With the summer exhibit posted, in Special Collections we've begun researching two future exhibits, one on the town of Holyoke and another on women in politics. While searching the Burrill File subject list for records of women legislators we came across the subject folder State House - Women's Rest Room. With a heading like that we had to see what was inside.
The folder contains a typed address by Thomas F. Pedrick, Chairman of the State House Commission, given upon the dedication of the Women's Rest Room in the State House. Additionally, two copies of the photograph at left are included in the folder. The photographs (circa 1918) are marked as having been taken at the dedication. The photographs and full text of the address can be viewed in the Special Collections Department, but two excerpts from the address are included below.
"When it became an assured fact that the Wings* were to be erected, I was in hopes that a suitable retiring room might be provided for the ladies employed here, and with that idea in view, I addressed a communication to the State House Building Commission in 1913, urging them to set apart the necessary space for that purpose. ... But owing partly, I presume, to the unavoidable change in the personnel of the Building Commission, and largely to the changes they had to make in plans to provide quarters for the continually growing business of the departments, the right kind of a room for this special need could not be provided."

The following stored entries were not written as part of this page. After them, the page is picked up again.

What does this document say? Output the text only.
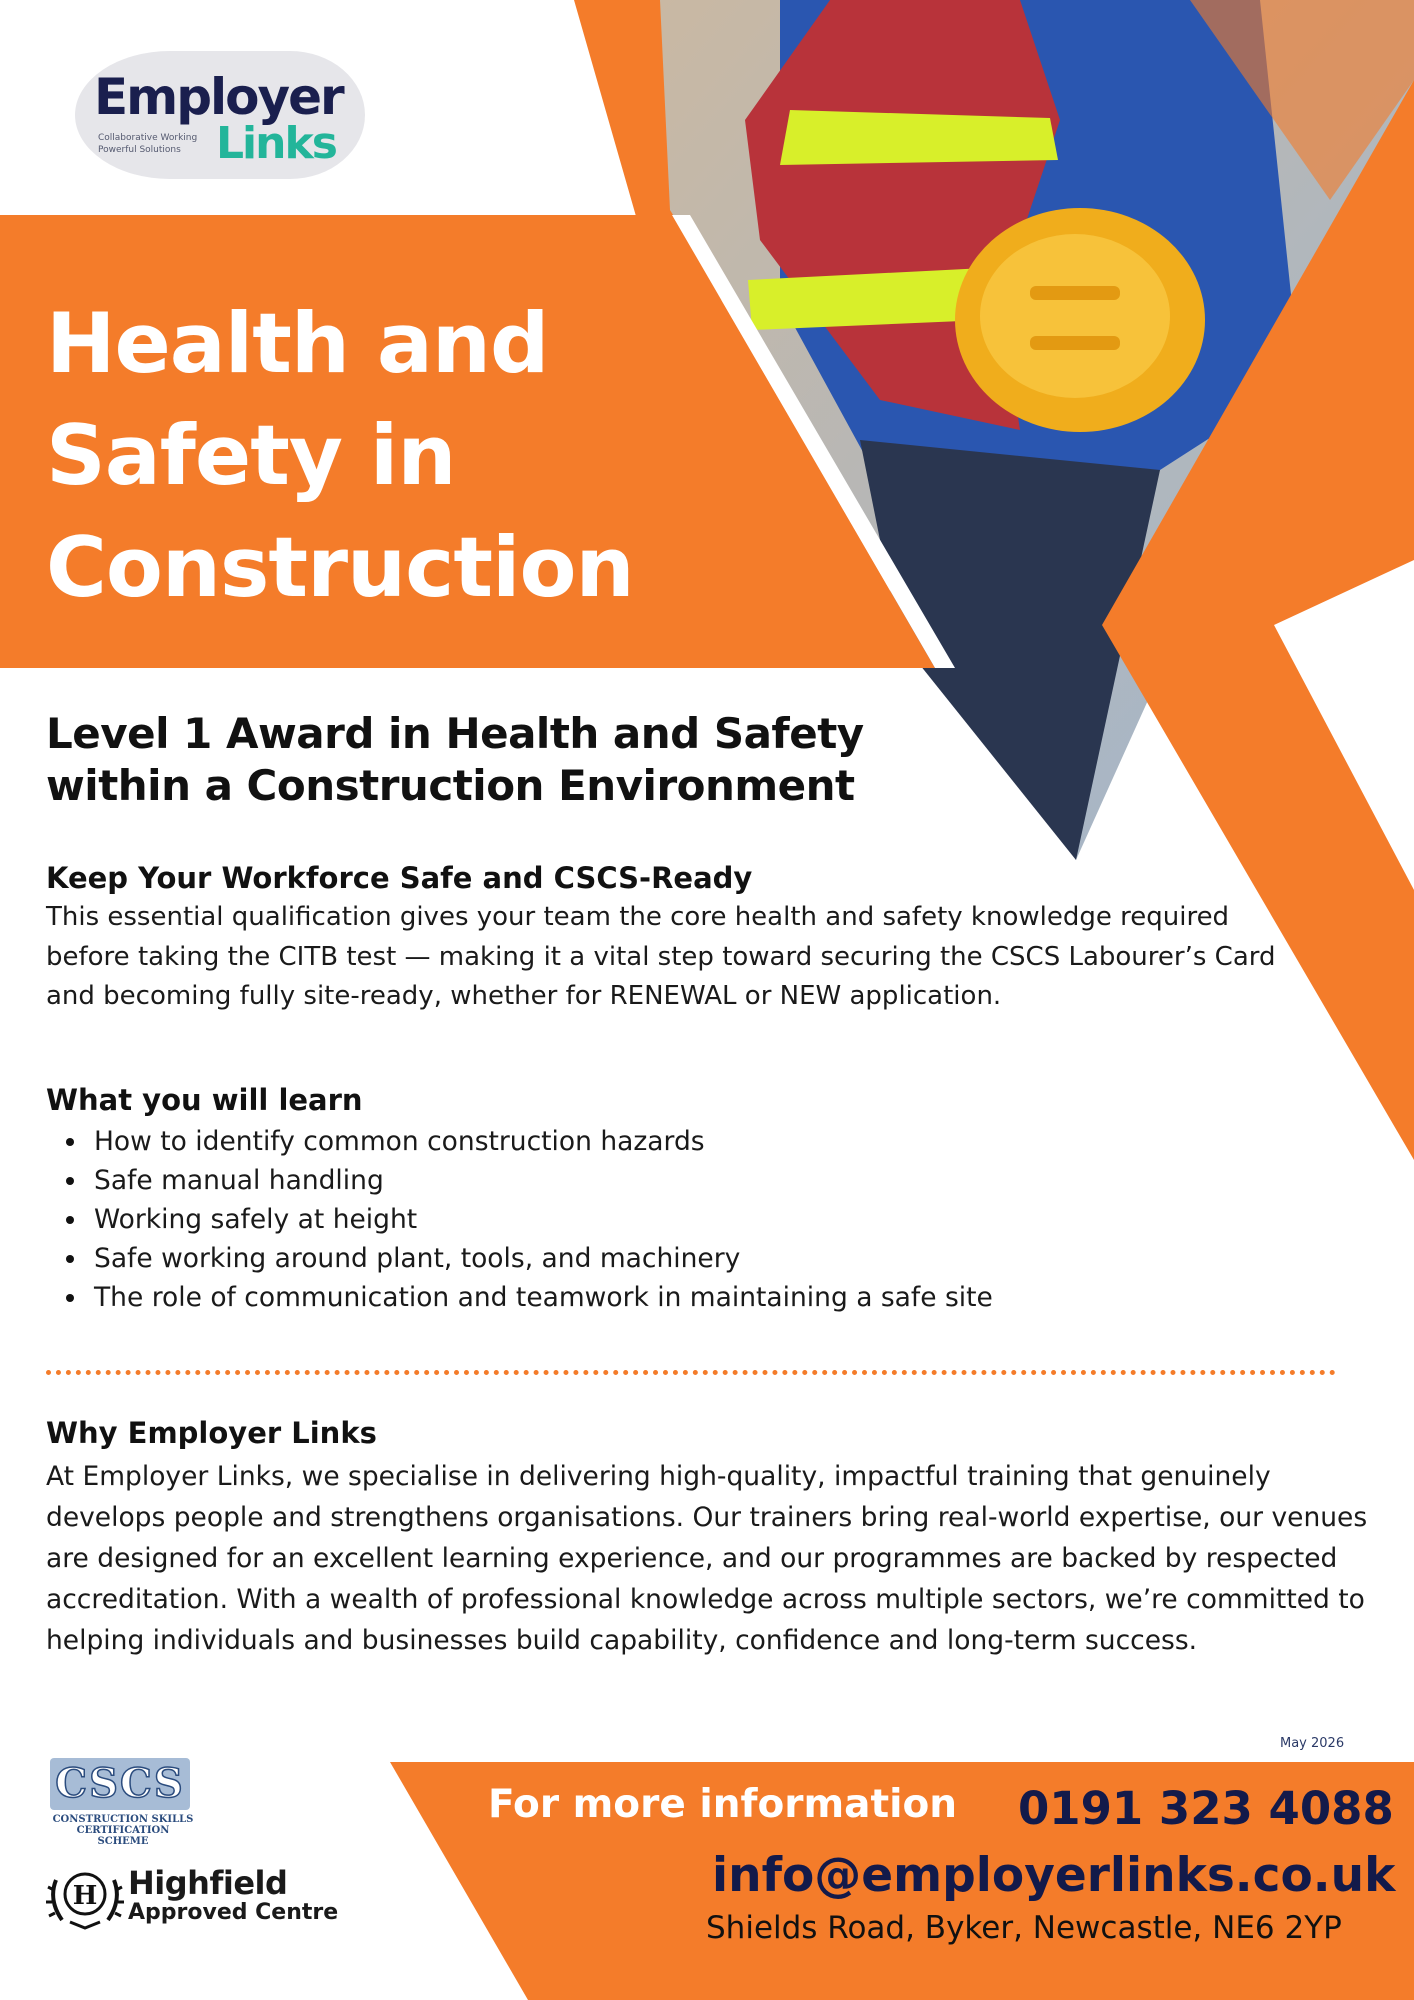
Employer
Links
Collaborative Working
Powerful Solutions
Health and
Safety in
Construction
Level 1 Award in Health and Safety
within a Construction Environment
Keep Your Workforce Safe and CSCS-Ready
This essential qualification gives your team the core health and safety knowledge required before taking the CITB test — making it a vital step toward securing the CSCS Labourer’s Card and becoming fully site-ready, whether for RENEWAL or NEW application.
What you will learn
How to identify common construction hazards
Safe manual handling
Working safely at height
Safe working around plant, tools, and machinery
The role of communication and teamwork in maintaining a safe site
Why Employer Links
At Employer Links, we specialise in delivering high-quality, impactful training that genuinely develops people and strengthens organisations. Our trainers bring real-world expertise, our venues are designed for an excellent learning experience, and our programmes are backed by respected accreditation. With a wealth of professional knowledge across multiple sectors, we’re committed to helping individuals and businesses build capability, confidence and long-term success.
May 2026
CSCS
CONSTRUCTION SKILLS
CERTIFICATION SCHEME
H Highfield
Approved Centre
For more information 0191 323 4088
info@employerlinks.co.uk
Shields Road, Byker, Newcastle, NE6 2YP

"But since the declaration of war against Germany, every line of business has passed through a great change, and the working conditions in this building have likewise changed, owing to the great increase in the work. Massachusetts has ever been foremost in giving her all when the country needed her, and again she is in the forefront. Her young men, in large numbers, are serving in the American army across the seas, on the battle fields of Flanders, Picardy, the Marne, and in the Toul sector. Her civilians are all enlisted in the Home army for the protection of the health of her people, and the conservation of food and fuel, in order that we may back up the boys at the front. One of our patriotic duties, surely, is to see that the young women in industry and office work are properly cared for in case of sickness."
With the men away at war, the influx of women to the workforce required concrete changes in the work place. And while I'm not sold on Pedrick's "women's rest room as patriotic duty" idea, the installation of such a space signaled that the times were definitely changing.
To make this item even more intersting, Pedrick's address was given in the presence of the then-Lieutenant Governor, Calvin Coolidge. Future President Coolidge can be seen in the above picture, front row, second from left.
- Lacy Crews, Preservation Librarian
* The East and West wings were erected between 1914 and 1917.